Now you should be able to press Alt+F2 and type in gnome-terminal –window-with-profile=embedded-HTG-term and you should get a terminal window embedded on your desktop background.

Note: although this terminal is “below” all open windows it is still “above” your desktop icons so make sure you move them out of the way. If you need to close the embedded terminal type the command “exit” (without quotes).

One last optional step if you don’t want a blinking cursor in your new terminal. Open gconf-editor and browse to apps/gnome-terminal/profiles/Profile1/cursor_blink_mode and set the value to “off”. Your profile may be named something different but the key will be in the same place.

And there you have it, four ways to get instant access to a terminal in Linux. With any of these methods you should never be too far away from your ~ away from ~.

Justin is a Linux and HTPC enthusiast who loves to try new projects. He isn't scared of bricking a cell phone in the name of freedom.

  • Published 07/19/10

Comments (7)

  1. Kwipke

    You forgot Yakuake, the GOD of all terminals.

  2. leftystrat

    My preference for drop down terminals is tilda.
    Btw, not everybody uses Nautilus.

    Fine article.
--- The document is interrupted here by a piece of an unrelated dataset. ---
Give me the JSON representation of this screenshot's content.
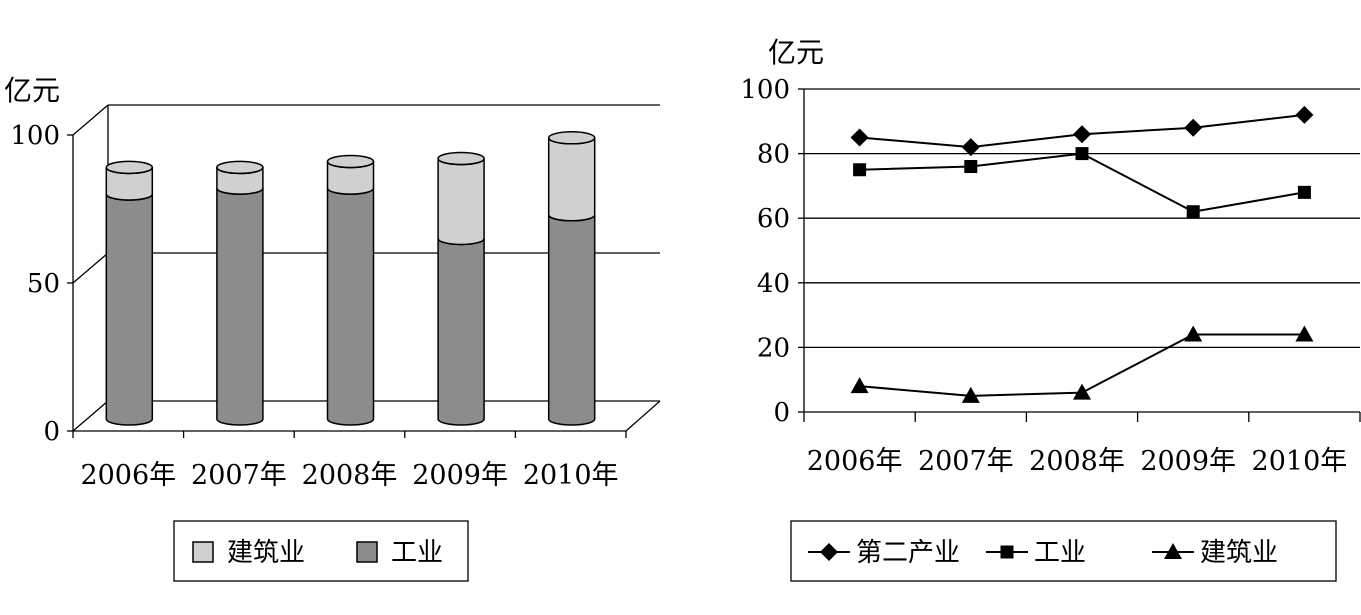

Keep up the good work.

  3. Greg

    Your title of the article is greatly misleading
    it should be, how to embed the terminal in gnome, or ubuntu
    To use the term “linux” is outrageous

  4. Mark

    @Greg
    “Outrageous”? – get a grip. Misleading or inexact, yes. Not outrageous. Reach into the medicine cabinet and grab that box of pills called ‘CHILL’. In fact, take about 7 of them.

    This is a well written article and useful for anyone interested in Linux as well as Ubuntu/Gnome. I found it interesting as an inexperienced Fedora user. The author has also gone to the trouble of including screenshots and clear explanations far beyond anything you have produced for the community. Your over reaction is therefore not appropriate or welcome.

    Pull your head in and be constructive, or switch off and get some fresh air.

  5. Ban

    Good Article that has all methods for adding quick terminal! thanks alot

  6. tikomiko

    Thanks! Useful article.

  7. bluesix

    hot guide. really appreciate you took the time for screen shots and more indepth explanations for idiots like me. also copypasta on greg burn. hater.

    @Greg
    “Outrageous”? – get a grip. Misleading or inexact, yes. Not outrageous. Reach into the medicine cabinet and grab that box of pills called ‘CHILL’. In fact, take about 7 of them.

    This is a well written article and useful for anyone interested in Linux as well as Ubuntu/Gnome. I found it interesting as an inexperienced Fedora user. The author has also gone to the trouble of including screenshots and clear explanations far beyond anything you have produced for the community. Your over reaction is therefore not appropriate or welcome.

    Pull your head in and be constructive, or switch off and get some fresh air.